Om Shanti, Babe
Frances Lincoln, 2012.
Fourteen-year-old Cassia has just arrived in Kerala with her mum, who’s on a buying trip for her Fair Trade craft shop back in London. It’s her first visit to India and she’s very excited. However, things don’t quite fit in with her pre-conceptions, and she is shaken by the discovery that the shop is facing closure and her (divorced) mother has a boyfriend.
Gradually, however, Cass becomes less self-absorbed and defensive. An eventful train-ride to the coast leads to an injection of romance into the plot. She becomes caught up in a campaign to save the village and the ecologically important mangrove swamps from being destroyed to make way for a luxury holiday resort. After a shaky start, Cass and fashion-designer-to-be Priyanka become friends. When they discover that their shared idol Jonny Gold will be recording the video for his latest song Om Shanti Babe on their very beach, they swing into action to get him to back their campaign – and Cass concocts a plan to save Mum’s shop while she’s at it. However, two discoveries undermine all their plans and Cass finds herself back where she started, feeling unloved and rejected. Now, however, she is no longer an outsider. With friends to depend on, as well as her own resourcefulness, all is not lost…
Author Helen Limon brings the sights and sounds of India alive through Cass’ eyes – the traffic and the trains; the scents of perfume oils and beeswax; and the textures and vibrancy of Indian fabrics: but also some shocking vignettes that remind Cass (and readers) that she must respond to each new experience according to how it is and not how she expects it to be – for example, a stray dog she is about to pet, when she realises it is covered in sores. Limon skilfully portrays Cass’ transformation from a self-centred girl with rather shallow ideas of India as split between Bollywood glamour and abject poverty with nothing in between, to a team-player with a deeper appreciation of the validity of cultural differences and a shared humanity, minus the stereotypes. Cass is not the only character who has to reassess her views, however, and the deft way in which Limon addresses stereotyping from a variety of viewpoints makes Om Shanti Babe the worthy winner of the 2011 Frances Lincoln Memorial Diverse Voices Award.
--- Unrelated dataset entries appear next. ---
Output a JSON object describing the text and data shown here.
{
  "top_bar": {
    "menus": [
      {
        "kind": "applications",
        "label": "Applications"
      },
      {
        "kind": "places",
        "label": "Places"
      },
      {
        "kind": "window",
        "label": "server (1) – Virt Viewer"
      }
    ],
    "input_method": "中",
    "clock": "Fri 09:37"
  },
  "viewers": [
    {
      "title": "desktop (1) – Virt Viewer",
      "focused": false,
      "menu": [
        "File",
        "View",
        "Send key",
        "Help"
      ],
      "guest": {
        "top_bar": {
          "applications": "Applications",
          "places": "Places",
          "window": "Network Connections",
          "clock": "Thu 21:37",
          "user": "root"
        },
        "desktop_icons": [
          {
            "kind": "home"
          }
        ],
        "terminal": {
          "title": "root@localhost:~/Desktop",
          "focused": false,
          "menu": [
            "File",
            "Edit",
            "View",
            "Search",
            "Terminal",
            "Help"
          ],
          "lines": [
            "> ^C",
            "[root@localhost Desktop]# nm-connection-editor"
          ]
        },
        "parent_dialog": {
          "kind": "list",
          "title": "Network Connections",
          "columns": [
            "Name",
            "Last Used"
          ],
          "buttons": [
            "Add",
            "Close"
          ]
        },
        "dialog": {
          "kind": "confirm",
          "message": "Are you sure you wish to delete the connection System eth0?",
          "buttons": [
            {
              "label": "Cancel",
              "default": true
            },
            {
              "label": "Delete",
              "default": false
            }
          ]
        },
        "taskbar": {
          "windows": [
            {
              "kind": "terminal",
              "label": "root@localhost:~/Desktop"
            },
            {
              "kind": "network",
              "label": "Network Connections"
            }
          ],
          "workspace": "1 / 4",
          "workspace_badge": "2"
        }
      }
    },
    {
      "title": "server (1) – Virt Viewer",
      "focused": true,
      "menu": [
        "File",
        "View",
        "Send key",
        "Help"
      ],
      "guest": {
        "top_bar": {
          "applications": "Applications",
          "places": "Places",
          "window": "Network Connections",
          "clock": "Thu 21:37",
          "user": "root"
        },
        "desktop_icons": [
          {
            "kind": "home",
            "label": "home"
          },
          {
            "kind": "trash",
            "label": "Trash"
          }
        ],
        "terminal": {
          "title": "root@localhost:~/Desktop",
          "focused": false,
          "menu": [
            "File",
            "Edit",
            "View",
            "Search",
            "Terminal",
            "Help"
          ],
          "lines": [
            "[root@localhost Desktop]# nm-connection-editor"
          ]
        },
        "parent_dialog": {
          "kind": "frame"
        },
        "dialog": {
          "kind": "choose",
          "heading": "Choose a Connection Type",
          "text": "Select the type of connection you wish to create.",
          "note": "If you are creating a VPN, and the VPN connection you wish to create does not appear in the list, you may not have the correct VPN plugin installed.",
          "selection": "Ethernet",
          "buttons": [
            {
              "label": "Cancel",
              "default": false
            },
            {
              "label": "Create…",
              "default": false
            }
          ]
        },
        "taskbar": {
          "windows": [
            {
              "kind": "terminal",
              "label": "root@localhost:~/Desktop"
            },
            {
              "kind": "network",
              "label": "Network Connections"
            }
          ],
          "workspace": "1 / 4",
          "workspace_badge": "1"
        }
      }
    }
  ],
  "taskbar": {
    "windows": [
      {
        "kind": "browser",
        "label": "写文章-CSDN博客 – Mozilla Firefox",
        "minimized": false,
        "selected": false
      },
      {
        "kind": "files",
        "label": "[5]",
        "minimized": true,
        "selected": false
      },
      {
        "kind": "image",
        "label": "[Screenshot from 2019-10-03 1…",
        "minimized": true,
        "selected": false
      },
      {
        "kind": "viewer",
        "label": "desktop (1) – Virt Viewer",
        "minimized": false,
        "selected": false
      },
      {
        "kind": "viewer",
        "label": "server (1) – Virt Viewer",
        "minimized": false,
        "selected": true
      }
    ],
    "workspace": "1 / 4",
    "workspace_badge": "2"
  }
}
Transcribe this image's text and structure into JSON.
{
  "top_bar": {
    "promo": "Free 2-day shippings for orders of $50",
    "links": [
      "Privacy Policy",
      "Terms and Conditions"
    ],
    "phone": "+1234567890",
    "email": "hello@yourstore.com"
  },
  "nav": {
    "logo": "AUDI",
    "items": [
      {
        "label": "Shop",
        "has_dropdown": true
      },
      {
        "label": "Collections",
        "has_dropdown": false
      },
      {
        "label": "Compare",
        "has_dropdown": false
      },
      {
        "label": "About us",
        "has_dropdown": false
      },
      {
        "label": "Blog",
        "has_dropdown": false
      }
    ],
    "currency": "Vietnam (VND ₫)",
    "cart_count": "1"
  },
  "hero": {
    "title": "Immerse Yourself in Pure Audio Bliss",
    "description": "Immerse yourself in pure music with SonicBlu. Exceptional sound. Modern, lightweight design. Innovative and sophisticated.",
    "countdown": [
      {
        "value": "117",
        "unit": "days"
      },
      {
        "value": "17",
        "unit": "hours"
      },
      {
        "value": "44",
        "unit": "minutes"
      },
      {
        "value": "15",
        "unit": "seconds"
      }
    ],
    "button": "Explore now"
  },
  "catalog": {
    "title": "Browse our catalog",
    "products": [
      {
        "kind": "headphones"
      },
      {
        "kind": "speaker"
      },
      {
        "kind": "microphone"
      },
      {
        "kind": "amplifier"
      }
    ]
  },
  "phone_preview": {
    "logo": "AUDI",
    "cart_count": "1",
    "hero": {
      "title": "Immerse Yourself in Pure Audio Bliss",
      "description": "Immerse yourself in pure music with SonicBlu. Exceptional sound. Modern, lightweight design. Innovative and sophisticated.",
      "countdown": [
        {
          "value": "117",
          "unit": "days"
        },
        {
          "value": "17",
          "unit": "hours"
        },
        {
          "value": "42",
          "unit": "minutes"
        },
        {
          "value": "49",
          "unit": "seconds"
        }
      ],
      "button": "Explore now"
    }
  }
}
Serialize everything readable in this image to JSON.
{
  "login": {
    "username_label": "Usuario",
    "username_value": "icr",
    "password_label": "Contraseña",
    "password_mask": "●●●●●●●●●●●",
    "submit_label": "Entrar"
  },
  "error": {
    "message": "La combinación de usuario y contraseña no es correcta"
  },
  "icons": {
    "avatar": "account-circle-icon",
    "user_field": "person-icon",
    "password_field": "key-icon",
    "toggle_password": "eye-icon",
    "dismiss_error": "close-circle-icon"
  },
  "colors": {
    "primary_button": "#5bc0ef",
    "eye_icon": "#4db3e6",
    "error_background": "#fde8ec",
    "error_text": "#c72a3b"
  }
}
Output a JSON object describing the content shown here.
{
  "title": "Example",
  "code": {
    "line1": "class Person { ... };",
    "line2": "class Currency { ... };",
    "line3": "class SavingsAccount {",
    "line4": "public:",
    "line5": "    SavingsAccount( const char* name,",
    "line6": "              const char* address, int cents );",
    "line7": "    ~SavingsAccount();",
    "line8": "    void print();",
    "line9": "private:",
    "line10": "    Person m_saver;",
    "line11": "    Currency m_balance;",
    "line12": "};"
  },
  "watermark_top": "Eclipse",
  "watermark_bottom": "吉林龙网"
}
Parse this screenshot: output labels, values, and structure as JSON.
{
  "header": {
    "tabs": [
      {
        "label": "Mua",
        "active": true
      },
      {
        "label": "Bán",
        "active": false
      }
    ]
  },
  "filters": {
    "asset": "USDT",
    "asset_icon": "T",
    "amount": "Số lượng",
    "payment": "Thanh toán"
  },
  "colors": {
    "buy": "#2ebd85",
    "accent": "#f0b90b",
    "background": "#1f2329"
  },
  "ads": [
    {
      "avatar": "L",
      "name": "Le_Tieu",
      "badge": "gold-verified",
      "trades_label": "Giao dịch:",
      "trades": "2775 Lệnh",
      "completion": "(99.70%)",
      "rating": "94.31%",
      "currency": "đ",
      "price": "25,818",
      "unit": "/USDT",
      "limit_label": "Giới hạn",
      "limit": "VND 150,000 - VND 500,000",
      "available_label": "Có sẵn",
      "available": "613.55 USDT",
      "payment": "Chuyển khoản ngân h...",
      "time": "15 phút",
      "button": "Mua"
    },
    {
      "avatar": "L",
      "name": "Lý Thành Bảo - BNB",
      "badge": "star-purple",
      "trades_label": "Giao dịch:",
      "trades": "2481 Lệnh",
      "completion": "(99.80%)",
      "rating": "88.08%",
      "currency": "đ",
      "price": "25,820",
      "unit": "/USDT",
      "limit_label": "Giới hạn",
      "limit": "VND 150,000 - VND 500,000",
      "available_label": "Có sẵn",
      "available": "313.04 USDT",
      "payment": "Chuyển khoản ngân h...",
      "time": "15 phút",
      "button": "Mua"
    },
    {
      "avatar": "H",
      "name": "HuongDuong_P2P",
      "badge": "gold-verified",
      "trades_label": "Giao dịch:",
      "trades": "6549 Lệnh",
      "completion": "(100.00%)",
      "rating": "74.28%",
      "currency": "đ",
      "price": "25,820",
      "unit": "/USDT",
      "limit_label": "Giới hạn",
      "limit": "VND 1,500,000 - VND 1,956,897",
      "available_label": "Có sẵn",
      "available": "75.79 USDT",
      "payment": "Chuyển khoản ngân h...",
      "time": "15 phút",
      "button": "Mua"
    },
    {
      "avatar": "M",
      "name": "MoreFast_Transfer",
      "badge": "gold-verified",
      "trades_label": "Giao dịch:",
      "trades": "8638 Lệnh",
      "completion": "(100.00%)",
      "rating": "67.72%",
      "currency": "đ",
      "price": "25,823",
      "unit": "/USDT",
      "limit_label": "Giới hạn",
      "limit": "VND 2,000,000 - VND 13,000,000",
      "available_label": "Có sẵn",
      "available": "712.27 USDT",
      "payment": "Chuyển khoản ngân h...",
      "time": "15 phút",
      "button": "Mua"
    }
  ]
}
At the beginning, Cass is difficult to like with her self-centred brashness and insensitivity, although it soon becomes clear that this stems from low self-esteem and unhappiness – and it says much for Limon’s skills as a writer that even when her narrator is less than empathetic, this is a real roller-coaster ride of a story. Cass’ honesty as the narrator and the thread of humor that runs through the whole book right from the opening page and often at her own expense, draw readers on even when Cass is at her most prickly. By the end, Cass has transformed into a more caring and likeable individual. As the various plotlines come together for a satisfying climax, readers will have just enough breath left from this fast-paced page-turner to raise a cheer for Cass and her new friends.